Что-то захватывающее есть в этом беспрецедентном, неожиданно откровенном разговоре в ночной тиши при свете воскового огарка, но Шарлотте вдруг резко расхотелось слушать дальше.

— Да, конечно. Спасибо, Тэбби. Прости, что подняли тебя среди ночи.

— Ох, все равно я как положено не отдыхаю, какой тут отдых — с моей-то спиной? Так вот, понадобится чистая, приходи ко мне. Через несколько дней прекратится. Да тетушке не забудь сказать, что у тебя регулы начались. — Тэбби, хитро улыбнувшись, добавляет: — Ладно, сама скажу, если хочешь. А теперь все, и не мелите чепухи до полуночи, вместо того чтобы спать. Знаю я вас.

Без Тэбби и света ночь, похоже, идет в решительное наступление, и сестры прижимаются друг к дружке в огромной пустой темноте.

— Ты была права, — шепчет Шарлотта.

— В каком-то смысле мне жаль, что это так. — Голос Эмили глух от мрачного изумления. — Ужасно, правда?

— Знаешь, все не так уж плохо, — говорит Шарлотта, и в ее голове мелькает мысль: «Эмили, наверное, думает: “Я следующая”». Помедлив, она добавляет: — Только чуть-чуть неудобно. Зря я такой шум подняла…

— Нет, нет, я имела в виду всю эту историю с детьми и превращением в женщину. Тэбби ведь об этом говорила. Это правда, да? Ну, помнишь, как те лошади, которых мы видели по пути в Китли. И картинка, которую кто-то нарисовал на обложке той библиотечной книги. И девочка в школе, которая все время говорила про червячка своего брата. Боже мой, неужели так со всеми мальчиками? То есть с мужчинами… И с Брэнуэллом?

— Это со всеми, это… все просто обычные, естественные вещи, я уверена, — спешит ответить Шарлотта. Внезапно ее одолевает настолько сильное головокружение, что она хватается за матрас, как если бы он вращался в воздухе.

Эмили сидит на кровати, обхватив руками колени. Часто, просыпаясь на пару мгновений глубокой ночью, Шарлотта обнаруживает Эмили сидящей вот так и видит тонкий профиль, рассеченный блеском глаз.
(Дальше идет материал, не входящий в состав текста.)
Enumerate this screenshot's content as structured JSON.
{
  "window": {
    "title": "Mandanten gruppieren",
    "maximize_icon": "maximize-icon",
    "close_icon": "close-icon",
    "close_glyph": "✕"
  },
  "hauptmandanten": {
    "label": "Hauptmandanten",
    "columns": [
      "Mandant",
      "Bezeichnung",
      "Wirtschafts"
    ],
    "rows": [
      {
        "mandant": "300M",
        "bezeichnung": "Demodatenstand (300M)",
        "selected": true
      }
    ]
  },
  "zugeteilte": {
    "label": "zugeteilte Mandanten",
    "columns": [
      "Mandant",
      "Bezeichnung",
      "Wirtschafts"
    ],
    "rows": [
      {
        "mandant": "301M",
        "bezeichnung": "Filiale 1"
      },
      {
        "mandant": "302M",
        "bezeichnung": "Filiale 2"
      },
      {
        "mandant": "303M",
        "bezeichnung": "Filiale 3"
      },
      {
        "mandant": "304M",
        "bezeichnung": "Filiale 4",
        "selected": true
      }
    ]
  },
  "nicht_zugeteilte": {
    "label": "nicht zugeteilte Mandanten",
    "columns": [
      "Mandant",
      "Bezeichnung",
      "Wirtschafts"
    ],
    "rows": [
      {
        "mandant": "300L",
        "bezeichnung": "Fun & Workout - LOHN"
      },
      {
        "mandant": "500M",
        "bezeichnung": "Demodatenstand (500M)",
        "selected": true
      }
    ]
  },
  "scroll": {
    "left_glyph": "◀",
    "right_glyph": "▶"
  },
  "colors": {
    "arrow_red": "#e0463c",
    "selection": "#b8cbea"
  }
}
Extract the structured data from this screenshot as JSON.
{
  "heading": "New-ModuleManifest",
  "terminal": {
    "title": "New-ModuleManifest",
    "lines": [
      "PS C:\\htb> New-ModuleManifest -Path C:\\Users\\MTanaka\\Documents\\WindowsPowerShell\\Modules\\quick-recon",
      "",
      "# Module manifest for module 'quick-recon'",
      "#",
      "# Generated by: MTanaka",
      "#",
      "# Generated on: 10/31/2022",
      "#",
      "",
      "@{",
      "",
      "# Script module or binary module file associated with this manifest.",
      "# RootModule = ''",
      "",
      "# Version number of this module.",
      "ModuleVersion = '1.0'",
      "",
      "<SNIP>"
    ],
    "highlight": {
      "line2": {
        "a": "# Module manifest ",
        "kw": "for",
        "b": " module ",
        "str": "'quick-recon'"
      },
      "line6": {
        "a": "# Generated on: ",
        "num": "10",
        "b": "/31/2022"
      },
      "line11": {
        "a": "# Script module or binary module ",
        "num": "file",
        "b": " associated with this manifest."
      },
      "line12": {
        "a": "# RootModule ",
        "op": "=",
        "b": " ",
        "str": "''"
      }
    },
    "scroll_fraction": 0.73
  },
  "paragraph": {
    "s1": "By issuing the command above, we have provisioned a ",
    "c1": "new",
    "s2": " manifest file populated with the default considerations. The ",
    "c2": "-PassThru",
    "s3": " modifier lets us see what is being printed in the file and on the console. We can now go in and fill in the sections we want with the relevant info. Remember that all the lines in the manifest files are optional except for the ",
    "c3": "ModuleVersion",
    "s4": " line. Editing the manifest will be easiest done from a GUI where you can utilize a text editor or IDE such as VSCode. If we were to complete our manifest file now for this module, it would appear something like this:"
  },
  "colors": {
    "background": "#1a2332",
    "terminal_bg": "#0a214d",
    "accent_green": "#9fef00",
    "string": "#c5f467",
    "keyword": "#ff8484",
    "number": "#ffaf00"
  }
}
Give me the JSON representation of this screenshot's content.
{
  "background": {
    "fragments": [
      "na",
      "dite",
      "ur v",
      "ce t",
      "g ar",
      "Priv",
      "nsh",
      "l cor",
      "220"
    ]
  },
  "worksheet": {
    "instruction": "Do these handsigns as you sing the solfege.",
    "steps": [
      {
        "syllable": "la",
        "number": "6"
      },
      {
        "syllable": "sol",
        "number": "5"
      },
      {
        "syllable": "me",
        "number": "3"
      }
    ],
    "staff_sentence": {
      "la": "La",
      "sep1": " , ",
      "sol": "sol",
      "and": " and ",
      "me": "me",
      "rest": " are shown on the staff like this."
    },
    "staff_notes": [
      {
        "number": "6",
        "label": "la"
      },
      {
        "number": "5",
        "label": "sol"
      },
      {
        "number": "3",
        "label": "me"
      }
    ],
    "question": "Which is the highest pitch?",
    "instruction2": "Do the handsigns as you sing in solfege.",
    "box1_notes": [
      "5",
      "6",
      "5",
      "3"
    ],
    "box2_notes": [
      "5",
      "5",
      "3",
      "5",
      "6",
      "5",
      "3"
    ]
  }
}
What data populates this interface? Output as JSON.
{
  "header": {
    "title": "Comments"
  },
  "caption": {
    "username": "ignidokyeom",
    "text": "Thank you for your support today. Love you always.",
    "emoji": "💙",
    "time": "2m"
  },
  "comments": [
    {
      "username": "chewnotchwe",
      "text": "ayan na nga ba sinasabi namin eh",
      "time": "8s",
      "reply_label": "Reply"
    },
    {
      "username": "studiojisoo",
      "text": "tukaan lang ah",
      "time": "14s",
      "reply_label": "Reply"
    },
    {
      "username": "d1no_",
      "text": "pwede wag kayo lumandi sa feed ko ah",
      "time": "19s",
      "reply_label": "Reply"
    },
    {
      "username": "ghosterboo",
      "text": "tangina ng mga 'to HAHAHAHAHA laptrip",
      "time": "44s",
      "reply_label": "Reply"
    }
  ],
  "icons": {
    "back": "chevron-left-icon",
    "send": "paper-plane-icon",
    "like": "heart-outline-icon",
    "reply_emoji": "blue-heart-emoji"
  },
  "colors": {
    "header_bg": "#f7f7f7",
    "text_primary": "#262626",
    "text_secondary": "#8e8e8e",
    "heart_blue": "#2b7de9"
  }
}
Как будто истинное назначение кровати именно в этом, а сон лишь случайный каприз. Шарлотта прилаживает кусочек ткани. Странно, что превращение в женщину требует таких детских хитростей.

— Не для меня, — говорит Эмили, а потом, словно за несколько секунд тишины вопрос подвергнулся подробному и тщательному обсуждению, выпаливает: — Нет, нет, не для меня.


Она плакала, несомненно, плакала со всей страстью израненного молодого сердца; но теперь, несмотря на бледность, она вполне спокойна, есть в ней даже какая-то гордость, что-то благородное и возвышенное, затмевающее причудливый деревенский наряд.

— Но уверена ли ты? — спрашивает ее Шарлотта. — Полностью ли сознаешь, что значит подвергнуть опасности, нет, пожертвовать своей репутацией?

— Каким глупцом посчитали бы мы человека, который, не задумываясь о последствиях, оставляет открытое пламя гореть у себя в амбаре или на сеновале и уходит прочь, — говорит с кафедры отец; его слова, будто драконы, вырываются на морозный воздух вместе с паром. — В то же время мы проявляем не меньшую глупость — даже большую, более опасную, — когда считаем, будто грех не имеет последствий, будто мы можем отвернуться и закрыть за ним двери.

— Уверена, — отвечает Мина, — я много думала обо всем этом, и я не боюсь.

На другом краю церковной скамьи Энн, тайком согревающая пальцы дыханием, слушает проповедь в напряженном ожидании, словно та в любой момент может принять неслыханный оборот, тогда как Брэнуэлл, пряча руки в подмышки, пытается поудобнее устроить свои недавно удлинившиеся ноги. По другую сторону от Шарлотты — Эмили, которая вглядывается в какую-то собственную даль. Все они, конечно, знают Мину, но Шарлотта крепче всего связана с ней и с мужчиной, которого та любит, — прославленным, обольстительным, порочным мужчиной, отвергнувшим ее.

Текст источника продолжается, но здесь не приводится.